A couple of years ago Ginger Wildheart announced a new campaign via his now well established channel on Pledgemusic to write and release a book tracing the story of his career song by song, Songs & Words. As seems to have become customary with these things the project expanded from a simple autobiographical book to a live stage show and then this DVD of that show – a kind of ‘Audience with… Ginger Wildheart’.
Recorded on the London leg of the tour, at the Leicester Square Theatre (apparently where the Sex Pistols played their first gig with Sid Vicious, according to Mr. Wildheart) it’s a lengthy affair, as anyone who’s brought any of Ginger’s recent albums would expect, but comes with an impressive air of intimacy as Ginger leads us through his career and life from the moment he was fired from the Quireboys by Sharon Osbourne to the beginning of what became the 555% triple album.

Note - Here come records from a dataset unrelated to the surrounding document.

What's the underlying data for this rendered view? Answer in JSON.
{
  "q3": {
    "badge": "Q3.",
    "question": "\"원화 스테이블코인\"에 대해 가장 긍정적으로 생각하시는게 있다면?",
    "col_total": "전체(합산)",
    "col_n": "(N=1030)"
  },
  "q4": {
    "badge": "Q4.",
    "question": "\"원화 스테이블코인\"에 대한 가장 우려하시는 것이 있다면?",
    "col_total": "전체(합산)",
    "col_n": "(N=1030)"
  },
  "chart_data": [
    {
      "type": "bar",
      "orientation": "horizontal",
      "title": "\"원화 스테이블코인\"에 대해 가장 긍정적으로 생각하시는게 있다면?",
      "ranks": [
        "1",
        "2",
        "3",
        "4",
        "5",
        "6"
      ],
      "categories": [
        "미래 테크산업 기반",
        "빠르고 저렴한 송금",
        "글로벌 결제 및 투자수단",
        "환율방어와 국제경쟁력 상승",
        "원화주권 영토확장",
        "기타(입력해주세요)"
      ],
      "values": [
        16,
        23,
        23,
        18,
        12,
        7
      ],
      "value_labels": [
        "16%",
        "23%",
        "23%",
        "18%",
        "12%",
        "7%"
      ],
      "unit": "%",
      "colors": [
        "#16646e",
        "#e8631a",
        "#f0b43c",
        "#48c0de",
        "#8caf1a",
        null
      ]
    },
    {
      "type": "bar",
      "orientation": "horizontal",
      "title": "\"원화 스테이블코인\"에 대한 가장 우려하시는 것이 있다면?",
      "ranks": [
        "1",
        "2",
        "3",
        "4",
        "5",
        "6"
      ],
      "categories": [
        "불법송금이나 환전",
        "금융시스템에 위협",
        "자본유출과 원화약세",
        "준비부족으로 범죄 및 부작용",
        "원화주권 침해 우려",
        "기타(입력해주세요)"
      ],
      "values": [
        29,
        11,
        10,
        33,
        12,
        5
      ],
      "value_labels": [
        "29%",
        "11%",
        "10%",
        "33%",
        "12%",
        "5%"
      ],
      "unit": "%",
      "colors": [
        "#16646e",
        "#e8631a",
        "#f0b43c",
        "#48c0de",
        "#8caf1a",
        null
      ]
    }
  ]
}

The first half of the show tracks the first run of The Wildhearts, the band for whom Ginger is, of course, most well-known, and while their exploits are fairly legendary, hearing them from the horse’s mouth is something else. This is where the show’s real appeal comes in that it really doesn’t seem as if Ginger is out to hide anything or cover anything up and he is brutally honest about a lot of aspects of his life – far more so than most other musicians you’ll find.
So, we get stories of a fairly astronomical drug intake, misadventure when trying to record a music video in New York, squandering record company money on bizarre video projects in an attempt to get fired and more.
I’m sure that all sounds like a thousand other rock ‘n’ roll stories, what makes this feel a bit different though is the unassuming air Ginger has on stage that makes him come across like a ‘local musician’ (for want of a better description) – someone you could know playing shows in small venues, who happens to have stumbled into this world of excess and somehow managed to survive it for the best part of 30 years and counting.
The second half of the show charts the more musically eccentric side of Ginger’s career with solo albums, joining and leaving various bands and diversions in a Thai prison, punctuated by occasional reformations of the band that gave him his name. In some ways this less rock ‘n’ roll stereotype period (though there’s still plenty of drugs and related misdemeanours) is the more interesting and is where Ginger seems more relaxed – though that could be the brandy he’s swigging throughout the show.
A surprise highlight of this is that Ginger even discusses his most unusual album, World of Filth, that he released under the name Howling Willie Cunt, and even plays extracts from a few songs from it – these are not for the weak of heart (or stomach).
It’s not just the country & western abomination that we hear music from as, across the show, Ginger and long time musical collaborator Jase Edwards play acoustic medleys of tracks from most of the albums from Mondo Akimbo A-Go-Go to 555%.
While some of these sound as you might expect or as they do on Ginger’s acoustic albums (such as Kiss Alive II), others are something a bit different and a bit special to hear, especially the material from Endless, Nameless and The White Album which is general less heard to start with, let alone in this stripped down form.
While even three hours isn’t enough to fit in all the trials and tribulations of Ginger’s life (as the accompanying book goes into much greater depth) this is a fascinating watch for any fan and, I would say, for anyone with an interest in stories of musicians and dealing with the music industry as well as the more traditional rock ‘n’ roll debauchery side of things along with some great musical interludes.